Editorial: Unwinnable War

Author: 
27 March 2007
Publication Date: 
Tue, 2007-03-27 03:00

The Sri Lankan military has launched an immediate urgent investigation into how two unidentified aircraft were able to fly for an hour over government-controlled territory before dropping bombs on the Katunayake Air Base some 125 miles from Tamil Tiger lines. The basic answer is already clear. There had never before been an air raid by the insurgents and therefore no one expected it. The radar plots of the two airplanes were clearly viewed with bemusement rather than with alarm. It is unlikely that government forces will err in the same way a second time.

This surprise escalation of the conflict, however, drives home the key truth that the resourceful and ruthless Tamil rebels are not going to be convinced of anything on the battlefield. This air raid was clearly a calculated response to the latest government drive into rebel-held territory in the north of Sri Lanka. Over and above the killing of three air force personnel, the raid will have immense propaganda value for the Tigers. Outsiders may be tempted to believe that the pilots of these aircraft were plucky individuals fighting against an overwhelmingly superior and uncompromising enemy. They would be wrong.

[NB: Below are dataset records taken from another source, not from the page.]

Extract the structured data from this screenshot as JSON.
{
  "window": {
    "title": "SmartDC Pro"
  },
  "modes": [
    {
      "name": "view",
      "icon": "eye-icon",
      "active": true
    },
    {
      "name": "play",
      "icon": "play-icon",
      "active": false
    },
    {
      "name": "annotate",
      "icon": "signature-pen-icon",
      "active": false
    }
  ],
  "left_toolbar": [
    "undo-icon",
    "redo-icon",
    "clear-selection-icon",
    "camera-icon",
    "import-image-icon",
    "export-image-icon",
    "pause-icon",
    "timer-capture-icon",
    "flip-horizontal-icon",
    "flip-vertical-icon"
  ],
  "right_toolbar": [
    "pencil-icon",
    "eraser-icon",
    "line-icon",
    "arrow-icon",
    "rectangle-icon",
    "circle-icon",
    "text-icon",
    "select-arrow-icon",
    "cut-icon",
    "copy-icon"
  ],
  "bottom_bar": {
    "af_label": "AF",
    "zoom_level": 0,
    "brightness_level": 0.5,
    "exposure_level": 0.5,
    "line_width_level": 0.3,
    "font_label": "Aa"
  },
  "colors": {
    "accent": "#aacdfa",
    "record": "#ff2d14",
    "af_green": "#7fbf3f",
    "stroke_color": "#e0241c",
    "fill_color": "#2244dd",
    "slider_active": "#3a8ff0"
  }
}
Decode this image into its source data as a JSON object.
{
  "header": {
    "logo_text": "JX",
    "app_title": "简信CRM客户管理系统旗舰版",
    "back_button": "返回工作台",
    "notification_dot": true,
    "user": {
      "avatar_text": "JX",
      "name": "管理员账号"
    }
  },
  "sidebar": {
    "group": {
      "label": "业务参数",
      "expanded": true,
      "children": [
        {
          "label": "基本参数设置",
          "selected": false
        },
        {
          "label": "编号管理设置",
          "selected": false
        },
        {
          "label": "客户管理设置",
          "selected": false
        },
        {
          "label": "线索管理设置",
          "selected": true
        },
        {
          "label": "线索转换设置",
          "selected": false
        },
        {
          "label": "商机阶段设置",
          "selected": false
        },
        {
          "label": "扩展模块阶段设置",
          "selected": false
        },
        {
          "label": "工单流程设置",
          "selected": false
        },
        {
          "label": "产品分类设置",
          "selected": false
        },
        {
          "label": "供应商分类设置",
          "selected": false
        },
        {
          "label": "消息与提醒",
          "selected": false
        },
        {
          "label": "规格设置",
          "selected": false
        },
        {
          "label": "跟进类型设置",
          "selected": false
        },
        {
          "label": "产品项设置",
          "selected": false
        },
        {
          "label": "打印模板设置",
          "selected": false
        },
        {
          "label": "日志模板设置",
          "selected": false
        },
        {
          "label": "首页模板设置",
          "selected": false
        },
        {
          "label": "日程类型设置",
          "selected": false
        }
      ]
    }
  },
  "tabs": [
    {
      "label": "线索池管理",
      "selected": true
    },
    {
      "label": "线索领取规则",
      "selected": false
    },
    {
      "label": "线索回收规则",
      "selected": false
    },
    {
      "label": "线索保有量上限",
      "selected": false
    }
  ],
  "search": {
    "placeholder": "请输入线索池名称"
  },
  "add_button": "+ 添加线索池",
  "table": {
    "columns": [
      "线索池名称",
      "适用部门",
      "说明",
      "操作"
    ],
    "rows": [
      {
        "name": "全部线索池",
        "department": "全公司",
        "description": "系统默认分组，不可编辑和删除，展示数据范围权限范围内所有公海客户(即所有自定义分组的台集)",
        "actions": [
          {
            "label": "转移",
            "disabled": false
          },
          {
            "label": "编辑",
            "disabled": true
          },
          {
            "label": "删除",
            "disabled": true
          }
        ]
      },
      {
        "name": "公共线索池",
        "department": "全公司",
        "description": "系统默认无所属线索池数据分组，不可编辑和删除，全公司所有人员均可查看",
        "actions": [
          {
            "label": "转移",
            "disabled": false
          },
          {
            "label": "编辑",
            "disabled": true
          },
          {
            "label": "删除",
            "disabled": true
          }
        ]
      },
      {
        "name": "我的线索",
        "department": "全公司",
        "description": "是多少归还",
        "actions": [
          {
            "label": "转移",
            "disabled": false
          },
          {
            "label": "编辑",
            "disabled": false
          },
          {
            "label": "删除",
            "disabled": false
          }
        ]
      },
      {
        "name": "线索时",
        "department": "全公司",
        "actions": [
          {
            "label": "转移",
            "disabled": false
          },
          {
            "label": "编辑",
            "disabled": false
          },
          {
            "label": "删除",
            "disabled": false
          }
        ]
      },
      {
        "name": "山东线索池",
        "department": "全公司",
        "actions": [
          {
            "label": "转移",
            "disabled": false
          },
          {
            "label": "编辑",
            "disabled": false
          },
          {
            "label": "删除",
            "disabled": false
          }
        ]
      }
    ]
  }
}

The reason the Norwegian-brokered cease-fire is now in tatters is in large measure due to the intransigence of the Tamil rebels. Successive governments in Colombo may have been ham-fisted in their treatment of the country’s Tamil minority but it was in the end, the Tamils who sabotaged the peace deal by prevaricating about venues and refusing to give clear signs that they were finally prepared to accept a lasting peaceful solution.

In the past 15 months since the cease-fire broke down, four thousand more people from both sides have died. In 20 years of fighting, some 70,000 have perished and more than a million Sri Lankans have been displaced. The problem is that this is a war that militarily neither side can lose. Nevertheless, the Tamil Tigers are certainly not strong enough to defeat the government military in detail, march into Colombo and impose a peace deal that would give them the independence they seek. Nor are the government forces sufficiently powerful to subdue the Tigers who, if ever they are losing a formal engagement, resume their guerrilla tactics and melt away into the countryside. Sri Lankan troops are also obliged to operate in Tamil areas where members of the local population who do not enthusiastically support the Tigers do so anyway out of fear of reprisal when the government forces leave.

But if neither side can lose, neither can it win — militarily. However, the rebels have one major advantage. They have only to sustain their rebellion, mounting occasional spectacular assaults such as this air raid, or suicide bombings aimed at government figures. In their brutal terms, their survival, coupled with proof that they can still hit hard, is a victory. Whereas for the government every day the rebellion continues is a defeat, which the Tigers hope, may finally so sap morale that independence will be granted. It is a wickedly cold-blooded calculation.